Опубликовано 02.02.2019

Александр Мелихов
Страшная месть романтизма (Иностранная литература №1 2019)

День смерти Иосифа Сталина всего неделя отделяет от дня рождения Виктора Гюго, и Гюго при этом чаще всего вообще не вспоминают, да и Сталина поминают без особо громких всхлипываний. Реальный вождь погружается все глубже в академическую Лету, зато Сталин легендарный продолжает шествовать путем своим железным в мире воодушевляющих сказок. Несколько лет назад я выступал в какой-то из Сорбонн на семинаре славистики. Звучит роскошно, но в аудитории сидели десяток русских девочек — таков во Франции интерес к современной русской литературе. Интерес к советской был куда выше — это были голоса из страшного военного лагеря, который, стало быть, их тоже чаровал, а кому интересно, что делается в третьеразрядном супермаркете? Тем не менее, заведующая кафедрой тонко поинтересовалась, почему эти странные русские никак не могут забыть Сталина?

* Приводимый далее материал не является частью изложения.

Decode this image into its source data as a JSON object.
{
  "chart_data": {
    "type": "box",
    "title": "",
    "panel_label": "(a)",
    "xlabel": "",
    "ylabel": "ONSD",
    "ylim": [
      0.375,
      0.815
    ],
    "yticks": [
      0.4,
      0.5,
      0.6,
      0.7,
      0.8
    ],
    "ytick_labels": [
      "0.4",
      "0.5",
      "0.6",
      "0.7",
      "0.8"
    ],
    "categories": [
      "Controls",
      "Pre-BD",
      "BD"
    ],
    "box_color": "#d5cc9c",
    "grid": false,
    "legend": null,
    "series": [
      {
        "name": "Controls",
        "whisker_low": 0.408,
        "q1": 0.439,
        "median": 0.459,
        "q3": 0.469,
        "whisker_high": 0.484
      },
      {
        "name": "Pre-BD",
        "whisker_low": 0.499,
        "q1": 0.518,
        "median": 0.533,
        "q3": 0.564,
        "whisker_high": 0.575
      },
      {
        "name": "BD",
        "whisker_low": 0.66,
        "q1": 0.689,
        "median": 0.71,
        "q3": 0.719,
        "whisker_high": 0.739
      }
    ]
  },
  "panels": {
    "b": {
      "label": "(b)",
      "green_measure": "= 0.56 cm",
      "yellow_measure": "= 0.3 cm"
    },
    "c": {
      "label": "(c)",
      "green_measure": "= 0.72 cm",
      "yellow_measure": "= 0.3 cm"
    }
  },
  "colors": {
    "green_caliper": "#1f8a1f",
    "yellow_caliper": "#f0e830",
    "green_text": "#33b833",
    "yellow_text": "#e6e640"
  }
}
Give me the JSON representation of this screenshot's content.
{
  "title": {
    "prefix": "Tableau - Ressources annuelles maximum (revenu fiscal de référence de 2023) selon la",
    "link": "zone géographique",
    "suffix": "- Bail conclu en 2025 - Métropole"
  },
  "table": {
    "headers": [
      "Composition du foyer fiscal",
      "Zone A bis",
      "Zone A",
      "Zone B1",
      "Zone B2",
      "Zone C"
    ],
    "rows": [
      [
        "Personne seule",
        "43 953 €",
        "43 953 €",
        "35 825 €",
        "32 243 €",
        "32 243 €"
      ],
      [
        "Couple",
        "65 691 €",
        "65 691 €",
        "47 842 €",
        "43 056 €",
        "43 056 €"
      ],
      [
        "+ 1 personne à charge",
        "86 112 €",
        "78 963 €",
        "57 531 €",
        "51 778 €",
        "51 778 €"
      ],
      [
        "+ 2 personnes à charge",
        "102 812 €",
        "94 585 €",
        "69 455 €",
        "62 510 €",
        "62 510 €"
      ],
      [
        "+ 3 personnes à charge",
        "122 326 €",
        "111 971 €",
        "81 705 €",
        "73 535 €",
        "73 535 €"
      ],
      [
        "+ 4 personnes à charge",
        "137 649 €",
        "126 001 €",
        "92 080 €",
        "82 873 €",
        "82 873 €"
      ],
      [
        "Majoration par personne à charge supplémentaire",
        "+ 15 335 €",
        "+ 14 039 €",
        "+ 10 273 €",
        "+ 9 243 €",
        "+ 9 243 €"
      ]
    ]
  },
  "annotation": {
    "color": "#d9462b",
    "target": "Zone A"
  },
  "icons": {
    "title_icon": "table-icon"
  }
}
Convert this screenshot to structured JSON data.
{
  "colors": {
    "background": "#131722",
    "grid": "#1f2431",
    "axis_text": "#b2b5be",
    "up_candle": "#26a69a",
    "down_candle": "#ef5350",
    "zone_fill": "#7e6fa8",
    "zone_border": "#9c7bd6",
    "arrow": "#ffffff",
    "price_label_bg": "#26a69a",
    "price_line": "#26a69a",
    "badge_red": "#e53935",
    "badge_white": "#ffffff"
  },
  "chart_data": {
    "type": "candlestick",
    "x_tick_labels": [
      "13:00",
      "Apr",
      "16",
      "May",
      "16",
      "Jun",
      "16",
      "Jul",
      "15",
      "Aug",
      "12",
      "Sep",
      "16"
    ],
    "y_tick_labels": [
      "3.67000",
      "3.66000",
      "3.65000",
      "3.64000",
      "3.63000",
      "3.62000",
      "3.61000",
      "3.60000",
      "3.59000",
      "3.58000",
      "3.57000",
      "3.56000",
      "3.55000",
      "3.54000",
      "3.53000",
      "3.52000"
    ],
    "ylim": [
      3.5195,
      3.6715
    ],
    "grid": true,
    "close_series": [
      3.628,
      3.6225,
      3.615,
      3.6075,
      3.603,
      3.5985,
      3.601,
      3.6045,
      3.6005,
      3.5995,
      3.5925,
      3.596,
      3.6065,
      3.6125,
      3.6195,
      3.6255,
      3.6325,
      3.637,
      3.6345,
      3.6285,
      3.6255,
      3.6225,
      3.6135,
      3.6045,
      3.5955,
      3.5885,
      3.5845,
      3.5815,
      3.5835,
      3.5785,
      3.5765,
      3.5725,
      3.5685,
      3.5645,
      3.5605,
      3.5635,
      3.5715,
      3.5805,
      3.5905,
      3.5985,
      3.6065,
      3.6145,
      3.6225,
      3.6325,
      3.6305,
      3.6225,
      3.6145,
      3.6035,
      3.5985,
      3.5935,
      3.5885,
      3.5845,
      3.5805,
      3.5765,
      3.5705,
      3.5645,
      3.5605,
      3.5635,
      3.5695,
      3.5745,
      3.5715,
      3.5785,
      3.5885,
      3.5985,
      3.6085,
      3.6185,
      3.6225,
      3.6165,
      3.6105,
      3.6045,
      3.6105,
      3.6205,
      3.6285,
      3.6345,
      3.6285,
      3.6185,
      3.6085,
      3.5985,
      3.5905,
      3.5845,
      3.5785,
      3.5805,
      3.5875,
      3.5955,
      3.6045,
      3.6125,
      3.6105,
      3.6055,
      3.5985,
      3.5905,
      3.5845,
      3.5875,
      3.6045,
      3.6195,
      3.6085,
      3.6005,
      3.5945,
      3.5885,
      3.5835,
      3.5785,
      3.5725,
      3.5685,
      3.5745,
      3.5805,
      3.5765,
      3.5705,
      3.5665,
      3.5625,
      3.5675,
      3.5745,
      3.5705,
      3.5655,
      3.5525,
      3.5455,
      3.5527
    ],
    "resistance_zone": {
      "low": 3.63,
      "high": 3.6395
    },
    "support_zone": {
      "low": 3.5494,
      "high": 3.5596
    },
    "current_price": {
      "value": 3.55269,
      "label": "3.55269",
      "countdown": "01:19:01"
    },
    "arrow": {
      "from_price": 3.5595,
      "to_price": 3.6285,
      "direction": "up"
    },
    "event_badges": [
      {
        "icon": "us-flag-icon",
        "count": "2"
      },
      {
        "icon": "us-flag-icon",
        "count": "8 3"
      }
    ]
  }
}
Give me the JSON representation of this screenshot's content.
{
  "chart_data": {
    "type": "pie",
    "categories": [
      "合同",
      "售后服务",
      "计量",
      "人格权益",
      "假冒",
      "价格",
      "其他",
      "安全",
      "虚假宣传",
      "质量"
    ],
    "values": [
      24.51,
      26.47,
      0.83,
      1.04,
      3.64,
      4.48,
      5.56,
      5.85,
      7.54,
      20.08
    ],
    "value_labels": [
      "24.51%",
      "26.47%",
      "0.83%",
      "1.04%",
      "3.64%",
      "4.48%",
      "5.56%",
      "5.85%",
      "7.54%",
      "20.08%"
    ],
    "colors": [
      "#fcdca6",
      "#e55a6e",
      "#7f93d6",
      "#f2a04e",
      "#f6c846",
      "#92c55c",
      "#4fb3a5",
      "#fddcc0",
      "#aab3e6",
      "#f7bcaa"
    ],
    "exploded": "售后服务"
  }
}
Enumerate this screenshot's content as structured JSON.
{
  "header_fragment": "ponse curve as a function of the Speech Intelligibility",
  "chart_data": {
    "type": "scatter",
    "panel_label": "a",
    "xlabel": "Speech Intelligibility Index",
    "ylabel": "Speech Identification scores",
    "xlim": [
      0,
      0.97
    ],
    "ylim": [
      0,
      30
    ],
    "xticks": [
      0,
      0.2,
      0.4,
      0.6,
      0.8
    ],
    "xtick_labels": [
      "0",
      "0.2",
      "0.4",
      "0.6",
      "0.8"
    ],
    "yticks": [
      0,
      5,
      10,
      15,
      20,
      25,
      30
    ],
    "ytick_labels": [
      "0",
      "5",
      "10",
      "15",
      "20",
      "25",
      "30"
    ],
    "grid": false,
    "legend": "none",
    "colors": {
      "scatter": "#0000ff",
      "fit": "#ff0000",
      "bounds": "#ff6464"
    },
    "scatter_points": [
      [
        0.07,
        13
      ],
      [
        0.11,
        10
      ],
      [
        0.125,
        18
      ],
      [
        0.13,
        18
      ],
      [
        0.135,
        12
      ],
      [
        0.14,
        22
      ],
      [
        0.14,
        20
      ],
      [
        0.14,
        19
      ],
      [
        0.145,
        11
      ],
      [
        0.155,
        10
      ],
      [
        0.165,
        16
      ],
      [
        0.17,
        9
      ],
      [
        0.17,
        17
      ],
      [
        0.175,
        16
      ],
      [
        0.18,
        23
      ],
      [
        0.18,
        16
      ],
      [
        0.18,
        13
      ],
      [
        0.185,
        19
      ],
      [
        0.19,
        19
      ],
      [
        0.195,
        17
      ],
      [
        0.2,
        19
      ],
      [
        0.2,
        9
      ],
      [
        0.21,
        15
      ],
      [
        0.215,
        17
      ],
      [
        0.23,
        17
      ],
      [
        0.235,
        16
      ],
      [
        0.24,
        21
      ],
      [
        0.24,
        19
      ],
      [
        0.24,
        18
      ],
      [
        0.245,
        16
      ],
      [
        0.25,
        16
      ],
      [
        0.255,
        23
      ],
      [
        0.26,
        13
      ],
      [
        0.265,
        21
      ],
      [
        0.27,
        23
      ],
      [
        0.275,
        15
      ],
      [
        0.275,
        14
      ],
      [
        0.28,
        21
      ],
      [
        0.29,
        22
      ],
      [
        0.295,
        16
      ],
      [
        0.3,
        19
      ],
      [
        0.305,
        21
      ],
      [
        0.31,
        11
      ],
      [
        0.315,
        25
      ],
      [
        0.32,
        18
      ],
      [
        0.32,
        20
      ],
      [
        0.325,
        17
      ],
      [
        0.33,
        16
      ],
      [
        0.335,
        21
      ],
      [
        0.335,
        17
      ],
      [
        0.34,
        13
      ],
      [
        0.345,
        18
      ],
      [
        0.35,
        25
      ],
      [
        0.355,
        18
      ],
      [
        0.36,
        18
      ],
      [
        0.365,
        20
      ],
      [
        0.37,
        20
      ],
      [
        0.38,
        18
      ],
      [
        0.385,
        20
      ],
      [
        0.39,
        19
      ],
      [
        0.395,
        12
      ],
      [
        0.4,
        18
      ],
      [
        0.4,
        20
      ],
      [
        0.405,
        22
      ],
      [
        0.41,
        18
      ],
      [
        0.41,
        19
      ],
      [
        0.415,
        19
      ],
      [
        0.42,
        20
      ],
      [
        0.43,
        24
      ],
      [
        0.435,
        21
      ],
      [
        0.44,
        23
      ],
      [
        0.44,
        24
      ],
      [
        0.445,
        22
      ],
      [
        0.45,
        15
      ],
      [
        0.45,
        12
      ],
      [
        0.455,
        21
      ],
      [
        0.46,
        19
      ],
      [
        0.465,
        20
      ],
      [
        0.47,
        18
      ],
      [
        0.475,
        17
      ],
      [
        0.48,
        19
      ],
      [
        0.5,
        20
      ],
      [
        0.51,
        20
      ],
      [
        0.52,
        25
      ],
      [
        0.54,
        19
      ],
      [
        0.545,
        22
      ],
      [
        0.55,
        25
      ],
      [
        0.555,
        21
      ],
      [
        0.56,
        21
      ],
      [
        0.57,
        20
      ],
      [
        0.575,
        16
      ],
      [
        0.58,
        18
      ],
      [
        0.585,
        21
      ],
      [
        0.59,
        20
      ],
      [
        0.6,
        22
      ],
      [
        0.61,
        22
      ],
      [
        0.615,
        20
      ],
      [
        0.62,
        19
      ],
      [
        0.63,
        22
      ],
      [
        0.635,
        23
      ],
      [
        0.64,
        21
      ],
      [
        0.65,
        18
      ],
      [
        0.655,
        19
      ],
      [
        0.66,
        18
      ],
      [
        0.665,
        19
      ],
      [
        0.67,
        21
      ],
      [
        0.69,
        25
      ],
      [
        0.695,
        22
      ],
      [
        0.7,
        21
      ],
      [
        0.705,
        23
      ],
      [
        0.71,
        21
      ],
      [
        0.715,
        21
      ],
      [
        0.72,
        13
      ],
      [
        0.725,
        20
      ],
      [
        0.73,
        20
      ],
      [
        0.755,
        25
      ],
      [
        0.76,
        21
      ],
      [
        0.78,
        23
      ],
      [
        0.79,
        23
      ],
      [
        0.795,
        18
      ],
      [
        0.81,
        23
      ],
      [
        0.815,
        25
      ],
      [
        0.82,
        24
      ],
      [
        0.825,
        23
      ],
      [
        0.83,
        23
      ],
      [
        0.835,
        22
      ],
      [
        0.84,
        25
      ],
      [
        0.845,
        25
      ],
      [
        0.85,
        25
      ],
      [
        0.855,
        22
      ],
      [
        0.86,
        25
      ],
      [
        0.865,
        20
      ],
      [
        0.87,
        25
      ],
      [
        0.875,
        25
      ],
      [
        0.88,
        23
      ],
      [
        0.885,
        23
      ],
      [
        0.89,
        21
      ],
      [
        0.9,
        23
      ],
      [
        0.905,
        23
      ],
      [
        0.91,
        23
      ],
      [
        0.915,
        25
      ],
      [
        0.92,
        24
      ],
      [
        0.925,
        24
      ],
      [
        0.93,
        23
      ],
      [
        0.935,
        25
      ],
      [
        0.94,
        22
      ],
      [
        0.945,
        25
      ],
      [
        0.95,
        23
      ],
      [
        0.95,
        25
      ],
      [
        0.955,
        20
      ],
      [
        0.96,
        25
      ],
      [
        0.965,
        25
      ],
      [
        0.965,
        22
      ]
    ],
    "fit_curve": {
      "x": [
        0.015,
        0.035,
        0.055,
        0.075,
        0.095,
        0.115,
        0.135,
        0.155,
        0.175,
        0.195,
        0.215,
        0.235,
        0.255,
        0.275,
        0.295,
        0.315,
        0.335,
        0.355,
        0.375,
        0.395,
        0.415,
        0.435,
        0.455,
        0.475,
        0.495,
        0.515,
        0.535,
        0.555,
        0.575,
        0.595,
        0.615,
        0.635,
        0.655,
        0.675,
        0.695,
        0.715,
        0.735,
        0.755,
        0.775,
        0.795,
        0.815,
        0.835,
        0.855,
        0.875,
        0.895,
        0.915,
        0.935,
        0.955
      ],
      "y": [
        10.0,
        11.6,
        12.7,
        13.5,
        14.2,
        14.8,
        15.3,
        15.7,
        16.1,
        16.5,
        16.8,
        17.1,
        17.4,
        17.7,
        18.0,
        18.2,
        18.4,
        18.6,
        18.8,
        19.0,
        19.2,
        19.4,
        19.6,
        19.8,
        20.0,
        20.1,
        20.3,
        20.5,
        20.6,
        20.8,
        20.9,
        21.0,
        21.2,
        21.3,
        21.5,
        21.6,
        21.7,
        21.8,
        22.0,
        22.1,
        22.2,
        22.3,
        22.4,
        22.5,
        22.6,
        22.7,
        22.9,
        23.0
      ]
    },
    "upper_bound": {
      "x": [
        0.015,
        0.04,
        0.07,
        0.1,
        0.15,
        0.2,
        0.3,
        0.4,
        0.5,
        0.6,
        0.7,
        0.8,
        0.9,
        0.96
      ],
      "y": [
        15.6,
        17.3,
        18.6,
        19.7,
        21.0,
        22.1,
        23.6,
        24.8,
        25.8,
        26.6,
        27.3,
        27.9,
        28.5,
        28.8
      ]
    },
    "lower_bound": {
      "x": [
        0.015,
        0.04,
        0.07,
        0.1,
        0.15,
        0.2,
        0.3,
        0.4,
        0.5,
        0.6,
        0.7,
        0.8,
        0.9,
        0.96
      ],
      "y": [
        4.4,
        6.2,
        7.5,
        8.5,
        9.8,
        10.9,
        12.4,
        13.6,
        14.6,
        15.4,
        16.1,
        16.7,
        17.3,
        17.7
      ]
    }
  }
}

А почему эти странные французы никак не могут забыть Наполеона, еще более тонко полюбопытствовал я, — а уж сколько его обличали российские гуманисты! Толстой изобразил его самовлюбленным пошляком, Александр Крон через сто лет в своем подзабытом бестселлере “Бессонница” с явным намеком на Сталина возмущался, что Наполеон истребил четверть населения Франции, а французы погребли его прах в центре грандиозного собора и даже не борются за то, чтобы его оттуда вынести. Однако в чужом глазу все видно гораздо отчетливее: этим совсем нестранным французам не приходит в голову приложить к русским те мысли, которые развивал применительно к ним самим Виктор Гюго, для кого прения о Наполеоне бы ли ничуть не менее жгучими, чем для нас прения о Сталине. ­

Партии, пришедшей к власти после падения “корсиканского чудовища”, Наполеон внушал “еще больший ужас, чем Робеспьер”, она старалась представить Бонапарта “поочередно под всеми страшными масками, от Тиберия до нелепого пугала, начиная с тех, что нагоняют страх, сохраняя все-таки величественность, и кончая теми, что вызывают смех. Итак, говоря о Бонапарте, каждый был волен рыдать или хохотать, лишь бы тальков основе лежала ненависть». Она, возможно, была бы не так уж и плоха, эта ложь во спасение, если бы ее можно было каким-то образом оградить от недоверия. Но, увы, когда вскормленный ею романтичный Мариус (помните, разумеется “Отверженные”) ­начинает интересоваться судь­бой своего отца, участвовав­шего во всех наполеоновских походах, его околдовывают «барабаны, пушки, трубы, раз­меренный шаг батальонов, глухой и отдаленный кавалерийский галоп”.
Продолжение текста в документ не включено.